Dining Hall

Trinity College, Cambridge

Flexible Furniture

Education & Research

In 2015, Luke Hughes was commissioned by Trinity Hall, Cambridge to redesign the Dining Hall furniture as part of a general refurbishment project. Amongst the challenges of the refurbishment was retaining the intimate feel of the space whilst making it much easier for the catering team to move the furniture around.

Flexible furniture would allow the room to be set out for formal and informal dining, music performances and lectures, or cleared away altogether for buffet functions. The greatest challenge was to increase the seating capacity from 96 to 140 (46%) in the Dining Hall and a further 16 in the gallery, without cluttering the space.

This was the first major renovation of the Dining Hall in a century and was designed to see the College through for another century or more. With the site dating to the early 14th century, the College forebearers had built it to last. However, it was clear the old benches had had their day. Although viewed with affection by some, they were felt to be no longer suitable for modern expectations of dining in comfort. One of the great advantages of having selected high quality materials is that they can almost always be restored and revived. The dining tables, with good turned oak legs, had endured a century of abuse from students, staff, and the maintenance team. Well meaning steel straps screwed to the underside of the tops had prevented the normal rhythm of expansion and contraction between winter and summer, leading to bad cracks. Nevertheless, most of the oak was of high quality and perfectly seasoned.

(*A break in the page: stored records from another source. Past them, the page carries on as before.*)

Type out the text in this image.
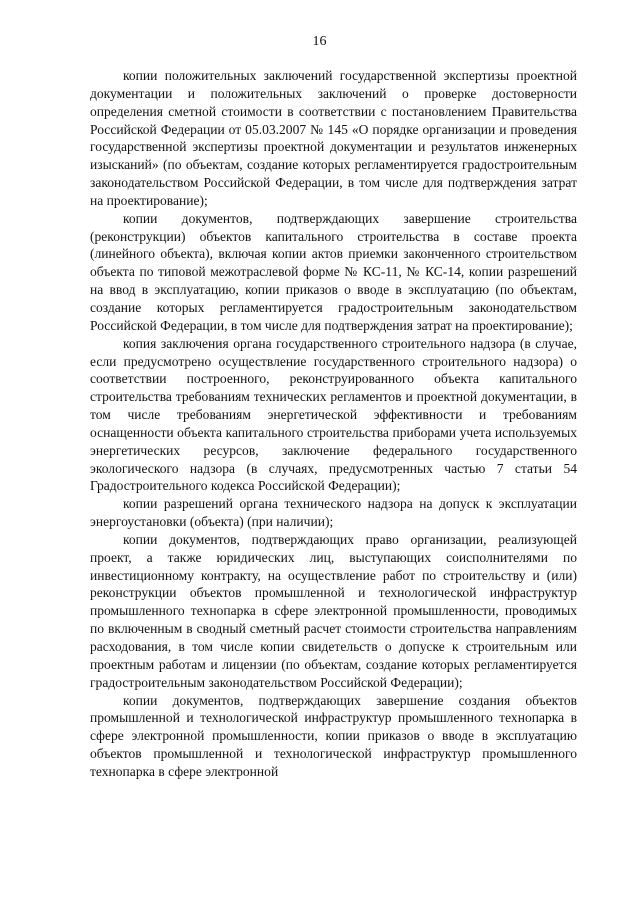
16

копии положительных заключений государственной экспертизы проектной документации и положительных заключений о проверке достоверности определения сметной стоимости в соответствии с постановлением Правительства Российской Федерации от 05.03.2007 № 145 «О порядке организации и проведения государственной экспертизы проектной документации и результатов инженерных изысканий» (по объектам, создание которых регламентируется градостроительным законодательством Российской Федерации, в том числе для подтверждения затрат на проектирование);

копии документов, подтверждающих завершение строительства (реконструкции) объектов капитального строительства в составе проекта (линейного объекта), включая копии актов приемки законченного строительством объекта по типовой межотраслевой форме № КС-11, № КС-14, копии разрешений на ввод в эксплуатацию, копии приказов о вводе в эксплуатацию (по объектам, создание которых регламентируется градостроительным законодательством Российской Федерации, в том числе для подтверждения затрат на проектирование);

копия заключения органа государственного строительного надзора (в случае, если предусмотрено осуществление государственного строительного надзора) о соответствии построенного, реконструированного объекта капитального строительства требованиям технических регламентов и проектной документации, в том числе требованиям энергетической эффективности и требованиям оснащенности объекта капитального строительства приборами учета используемых энергетических ресурсов, заключение федерального государственного экологического надзора (в случаях, предусмотренных частью 7 статьи 54 Градостроительного кодекса Российской Федерации);

копии разрешений органа технического надзора на допуск к эксплуатации энергоустановки (объекта) (при наличии);

копии документов, подтверждающих право организации, реализующей проект, а также юридических лиц, выступающих соисполнителями по инвестиционному контракту, на осуществление работ по строительству и (или) реконструкции объектов промышленной и технологической инфраструктур промышленного технопарка в сфере электронной промышленности, проводимых по включенным в сводный сметный расчет стоимости строительства направлениям расходования, в том числе копии свидетельств о допуске к строительным или проектным работам и лицензии (по объектам, создание которых регламентируется градостроительным законодательством Российской Федерации);

копии документов, подтверждающих завершение создания объектов промышленной и технологической инфраструктур промышленного технопарка в сфере электронной промышленности, копии приказов о вводе в эксплуатацию объектов промышленной и технологической инфраструктур промышленного технопарка в сфере электронной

The original benches were replaced with new solid oak-frame and leather upholstered Folio stacking chairs, a style already in use throughout the College that complements the architecture and interiors of the building.

The original tables were knocked apart, the table bases redesigned and the legs repositioned. The table tops were cut down to a size that could allow every sitter to get their knees beneath the top without straddling a table leg. All the legs were found to be reusable as well as about 70% of the tops. New tops were made for the remaining tables. The two high tables were also remade to reduce the width and increase capacity.

The linking beams between the legs were refashioned to incorporate a quick release linking wedge system that allows the bases to be quickly taken down and stored in a former cleaning cupboard under the stairs. The tops can be slid into specially concealed racks.